Jakarta – Guru Besar Penuh Ilmu Hukum Tata Negara, Fakultas Hukum Universitas Indonesia (UI), Prof. Dr. Jimly Asshiddiqie, SH., MH mengatakan, masa jabatan kepala daerah yang berakhir dan digantikan oleh pelaksana tugas (Plt) merupakan kebijakan lama dan telah dibuat UU. Kementerian Dalam Negeri (Kemendagri) juga telah mengatur pelaksanaan Plt tersebut.

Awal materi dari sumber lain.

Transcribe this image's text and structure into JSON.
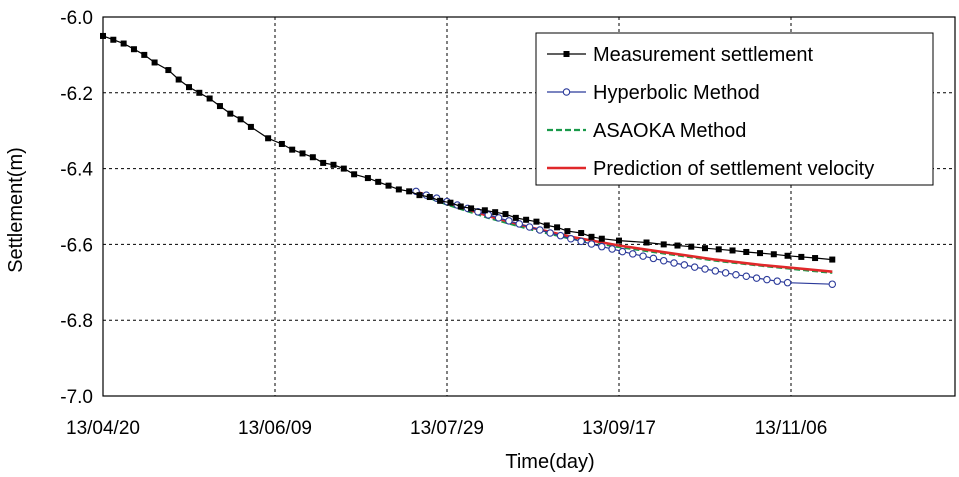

“Oleh karena itu jika semua dipersoalkan maka masalah di Indonesia tidak akan habis – habis. Jadi saran saya apa keberatan subtantif terhadap kebijakan yang sudah diputus tersebut. Kita harus menjaga kepastian hukum. Kalau memang terbukti melanggar maka diluruskan. Hanya apa pusat keberatan itu,” ujar Prof. Dr. Jimly Asshiddiqie, SH., MH.

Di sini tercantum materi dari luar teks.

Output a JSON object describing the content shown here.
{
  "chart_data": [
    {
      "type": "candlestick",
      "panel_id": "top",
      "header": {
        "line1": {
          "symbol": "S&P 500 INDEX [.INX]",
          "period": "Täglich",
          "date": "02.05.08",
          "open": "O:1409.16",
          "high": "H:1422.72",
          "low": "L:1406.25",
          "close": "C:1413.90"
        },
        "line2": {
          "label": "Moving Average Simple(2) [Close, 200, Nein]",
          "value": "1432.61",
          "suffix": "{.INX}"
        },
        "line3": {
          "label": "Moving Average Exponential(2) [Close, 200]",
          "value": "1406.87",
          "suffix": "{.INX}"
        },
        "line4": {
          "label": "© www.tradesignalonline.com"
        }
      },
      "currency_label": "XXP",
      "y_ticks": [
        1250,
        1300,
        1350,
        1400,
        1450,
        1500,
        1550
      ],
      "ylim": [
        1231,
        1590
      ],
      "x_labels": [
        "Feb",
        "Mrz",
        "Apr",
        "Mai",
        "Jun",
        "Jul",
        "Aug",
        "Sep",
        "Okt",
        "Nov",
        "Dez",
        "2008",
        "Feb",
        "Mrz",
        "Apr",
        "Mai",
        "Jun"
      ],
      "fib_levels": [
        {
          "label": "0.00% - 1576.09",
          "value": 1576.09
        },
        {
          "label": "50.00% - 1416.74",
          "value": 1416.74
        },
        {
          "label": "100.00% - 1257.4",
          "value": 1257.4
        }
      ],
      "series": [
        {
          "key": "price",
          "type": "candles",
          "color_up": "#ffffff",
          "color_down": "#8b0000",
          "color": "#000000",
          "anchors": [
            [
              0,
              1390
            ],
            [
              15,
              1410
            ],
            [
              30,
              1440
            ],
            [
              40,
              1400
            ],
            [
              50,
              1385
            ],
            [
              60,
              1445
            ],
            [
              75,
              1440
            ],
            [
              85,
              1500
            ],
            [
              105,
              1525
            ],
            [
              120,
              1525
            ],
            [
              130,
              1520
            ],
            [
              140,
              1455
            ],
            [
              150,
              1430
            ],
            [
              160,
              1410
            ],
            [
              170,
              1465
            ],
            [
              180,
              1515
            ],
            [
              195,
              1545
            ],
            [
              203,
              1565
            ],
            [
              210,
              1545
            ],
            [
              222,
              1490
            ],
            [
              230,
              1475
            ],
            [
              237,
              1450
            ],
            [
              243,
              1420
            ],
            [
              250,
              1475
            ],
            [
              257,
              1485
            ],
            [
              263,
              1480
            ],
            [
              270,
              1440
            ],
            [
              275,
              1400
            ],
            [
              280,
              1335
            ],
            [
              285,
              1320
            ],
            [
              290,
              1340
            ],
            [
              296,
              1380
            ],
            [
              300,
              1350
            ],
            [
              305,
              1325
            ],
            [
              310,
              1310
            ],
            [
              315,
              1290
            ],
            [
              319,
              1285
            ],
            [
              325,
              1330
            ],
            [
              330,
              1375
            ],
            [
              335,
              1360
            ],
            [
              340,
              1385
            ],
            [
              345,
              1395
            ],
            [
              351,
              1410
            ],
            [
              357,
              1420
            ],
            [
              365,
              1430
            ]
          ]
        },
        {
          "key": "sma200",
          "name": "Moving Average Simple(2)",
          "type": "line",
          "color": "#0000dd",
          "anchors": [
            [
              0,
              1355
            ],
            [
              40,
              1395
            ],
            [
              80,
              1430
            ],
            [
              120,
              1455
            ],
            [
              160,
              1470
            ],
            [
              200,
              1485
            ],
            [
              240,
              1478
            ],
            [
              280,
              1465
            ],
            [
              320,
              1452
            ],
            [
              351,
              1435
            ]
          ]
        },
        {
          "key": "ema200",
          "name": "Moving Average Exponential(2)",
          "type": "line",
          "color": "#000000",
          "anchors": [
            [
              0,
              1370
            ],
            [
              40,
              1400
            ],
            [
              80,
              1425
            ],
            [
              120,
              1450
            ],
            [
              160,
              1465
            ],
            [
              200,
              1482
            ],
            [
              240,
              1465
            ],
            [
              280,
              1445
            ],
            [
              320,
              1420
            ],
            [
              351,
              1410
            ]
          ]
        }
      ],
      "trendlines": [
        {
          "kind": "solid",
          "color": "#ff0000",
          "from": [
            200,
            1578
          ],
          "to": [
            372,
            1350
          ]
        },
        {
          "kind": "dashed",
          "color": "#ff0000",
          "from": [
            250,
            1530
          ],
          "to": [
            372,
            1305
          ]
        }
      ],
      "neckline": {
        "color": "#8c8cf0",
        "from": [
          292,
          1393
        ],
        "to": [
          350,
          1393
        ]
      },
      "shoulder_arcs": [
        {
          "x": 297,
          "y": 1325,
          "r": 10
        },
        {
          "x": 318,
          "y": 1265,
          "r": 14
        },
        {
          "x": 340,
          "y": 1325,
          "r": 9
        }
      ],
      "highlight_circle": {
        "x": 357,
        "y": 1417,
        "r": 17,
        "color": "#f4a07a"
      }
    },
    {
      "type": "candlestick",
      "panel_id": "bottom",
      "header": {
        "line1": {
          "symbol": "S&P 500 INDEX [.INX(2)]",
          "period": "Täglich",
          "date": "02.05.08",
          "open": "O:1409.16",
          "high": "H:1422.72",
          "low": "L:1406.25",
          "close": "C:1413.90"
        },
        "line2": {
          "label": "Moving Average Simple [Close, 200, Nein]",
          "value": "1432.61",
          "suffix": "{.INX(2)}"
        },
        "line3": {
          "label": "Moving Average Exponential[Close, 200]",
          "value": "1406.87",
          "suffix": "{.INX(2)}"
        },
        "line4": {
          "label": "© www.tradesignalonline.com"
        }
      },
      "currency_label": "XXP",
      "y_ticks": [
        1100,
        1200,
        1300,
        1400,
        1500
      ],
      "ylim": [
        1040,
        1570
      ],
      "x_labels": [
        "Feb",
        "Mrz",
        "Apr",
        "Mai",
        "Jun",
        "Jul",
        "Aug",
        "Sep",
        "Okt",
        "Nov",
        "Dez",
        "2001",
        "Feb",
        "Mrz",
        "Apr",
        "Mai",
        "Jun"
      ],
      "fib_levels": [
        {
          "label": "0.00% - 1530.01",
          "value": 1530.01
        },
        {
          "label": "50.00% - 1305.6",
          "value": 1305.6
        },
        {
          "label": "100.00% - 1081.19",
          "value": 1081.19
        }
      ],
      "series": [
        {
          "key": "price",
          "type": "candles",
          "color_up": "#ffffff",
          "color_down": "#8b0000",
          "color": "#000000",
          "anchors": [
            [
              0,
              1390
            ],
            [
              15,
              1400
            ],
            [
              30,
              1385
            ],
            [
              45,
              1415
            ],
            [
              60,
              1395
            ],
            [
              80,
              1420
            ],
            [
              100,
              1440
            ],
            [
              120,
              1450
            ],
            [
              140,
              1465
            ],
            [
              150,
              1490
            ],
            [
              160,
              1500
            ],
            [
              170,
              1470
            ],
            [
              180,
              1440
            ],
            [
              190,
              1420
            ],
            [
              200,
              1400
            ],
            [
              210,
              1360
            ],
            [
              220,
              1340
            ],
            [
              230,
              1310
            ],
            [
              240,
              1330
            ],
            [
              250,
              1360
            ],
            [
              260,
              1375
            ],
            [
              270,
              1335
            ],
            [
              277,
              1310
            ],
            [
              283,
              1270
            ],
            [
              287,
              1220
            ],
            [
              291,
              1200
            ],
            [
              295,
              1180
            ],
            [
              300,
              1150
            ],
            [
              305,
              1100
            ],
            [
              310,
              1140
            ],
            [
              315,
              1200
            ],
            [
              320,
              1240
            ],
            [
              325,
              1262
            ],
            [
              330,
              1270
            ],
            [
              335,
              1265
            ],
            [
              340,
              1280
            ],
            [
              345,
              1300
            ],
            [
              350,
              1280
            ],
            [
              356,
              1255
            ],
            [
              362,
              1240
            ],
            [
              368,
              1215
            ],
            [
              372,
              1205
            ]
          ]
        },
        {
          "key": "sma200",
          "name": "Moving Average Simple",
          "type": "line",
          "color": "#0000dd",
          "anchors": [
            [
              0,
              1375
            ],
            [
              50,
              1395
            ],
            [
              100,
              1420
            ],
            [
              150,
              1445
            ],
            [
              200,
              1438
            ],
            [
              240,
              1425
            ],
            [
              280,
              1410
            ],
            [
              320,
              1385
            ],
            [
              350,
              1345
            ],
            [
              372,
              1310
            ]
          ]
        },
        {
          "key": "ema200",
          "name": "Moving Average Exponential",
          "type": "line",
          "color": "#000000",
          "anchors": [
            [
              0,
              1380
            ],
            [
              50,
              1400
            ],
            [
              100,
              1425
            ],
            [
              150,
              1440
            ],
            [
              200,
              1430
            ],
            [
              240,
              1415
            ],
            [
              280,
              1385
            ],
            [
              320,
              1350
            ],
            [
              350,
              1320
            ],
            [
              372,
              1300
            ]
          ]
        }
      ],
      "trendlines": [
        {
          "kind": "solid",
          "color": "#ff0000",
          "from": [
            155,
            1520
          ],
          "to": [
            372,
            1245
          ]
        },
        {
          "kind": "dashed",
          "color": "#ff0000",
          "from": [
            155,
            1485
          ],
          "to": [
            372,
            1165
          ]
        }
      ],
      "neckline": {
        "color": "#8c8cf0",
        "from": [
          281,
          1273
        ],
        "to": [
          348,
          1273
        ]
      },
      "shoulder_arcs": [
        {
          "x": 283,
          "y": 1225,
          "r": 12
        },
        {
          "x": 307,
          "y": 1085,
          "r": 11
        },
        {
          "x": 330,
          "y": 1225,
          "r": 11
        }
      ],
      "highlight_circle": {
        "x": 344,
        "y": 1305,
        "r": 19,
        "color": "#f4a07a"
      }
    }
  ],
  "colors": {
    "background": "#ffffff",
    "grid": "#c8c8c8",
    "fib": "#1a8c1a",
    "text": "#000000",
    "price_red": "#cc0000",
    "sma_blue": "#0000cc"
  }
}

Prof Jimly menduga adanya pihak yang khawatir kepala daerah dijabat Plt karena menyakini para Plt tersebut tidak akan netral di pemilu 2024. Untuk menepis kekhawatiran itu maka para pejabat yang menjadi Plt kepala daerah harus memenuhi syarat. Di antaranya, para pejabat tersebut benar – benar ASN dan bukan mantan yang terangkut beragam perkara. Selain itu pejabat yang akan menjadi Plt kepala daerah juga bukan anggota TNI/Polri.
“Selain itu terapkan juga mekanisme kontrol sehingga apa yang dikhawatirkan tentang ketidaknetralitasnya ASN tidak terjadi. Apalagi jumlah Plt kepala daerahnya sangat banyak yakni 272 Plt,” jelasnya.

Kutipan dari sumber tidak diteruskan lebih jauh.